The cultivation of walnuts (Juglans sp.) in Europe retains high economic, social, and environmental value. The recent reporting of the Thousand Cankers Disease (TCD) fungus, Geosmithia morbida, and of its vector, Pityophthorus juglandis, in walnut trees in Italy is alarming the whole of Europe. Although Italy is at present the only foothold of the disease outside North America, given the difficulties inherent in traditional identification of both members of this beetle/fungus complex, a rapid and effective protocol for the early detection and identification of TCD organisms is an absolute priority for Europe.
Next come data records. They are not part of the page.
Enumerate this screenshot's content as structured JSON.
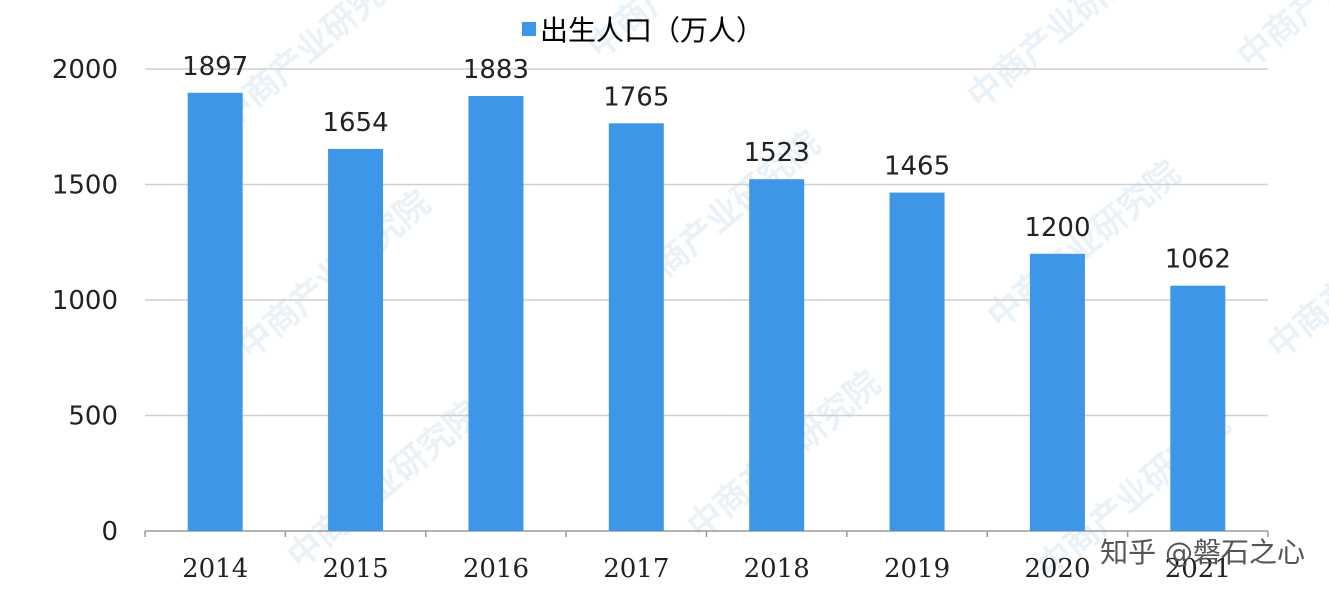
{
  "chart_data": {
    "type": "bar",
    "categories": [
      "2014",
      "2015",
      "2016",
      "2017",
      "2018",
      "2019",
      "2020",
      "2021"
    ],
    "series": [
      {
        "name": "出生人口（万人）",
        "values": [
          1897,
          1654,
          1883,
          1765,
          1523,
          1465,
          1200,
          1062
        ]
      }
    ],
    "ylim": [
      0,
      2000
    ],
    "yticks": [
      0,
      500,
      1000,
      1500,
      2000
    ],
    "data_labels": true,
    "grid": "horizontal",
    "legend": "top-center",
    "bar_color": "#3d96e8"
  },
  "watermark": {
    "text": "中商产业研究院"
  },
  "credit": {
    "text": "知乎 @磐石之心"
  }
}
Here we report the development of an effective and sensitive molecular tool based on simplex/duplex qPCR assays for the rapid, accurate and highly specific detection of both the bionectriaceous fungal pathogen and its bark-beetle vector. Our assay performed excellently, detecting minute amounts of target DNA without any non-specific amplification. Detection limits from various and heterogeneous matrices were lower than other reported assays. Our molecular protocol could assist in TCD organism interception at entry points, territory monitoring for the early identification and eradication of outbreaks, delineation of quarantine areas, and tracing back TCD entry and dispersal pathways.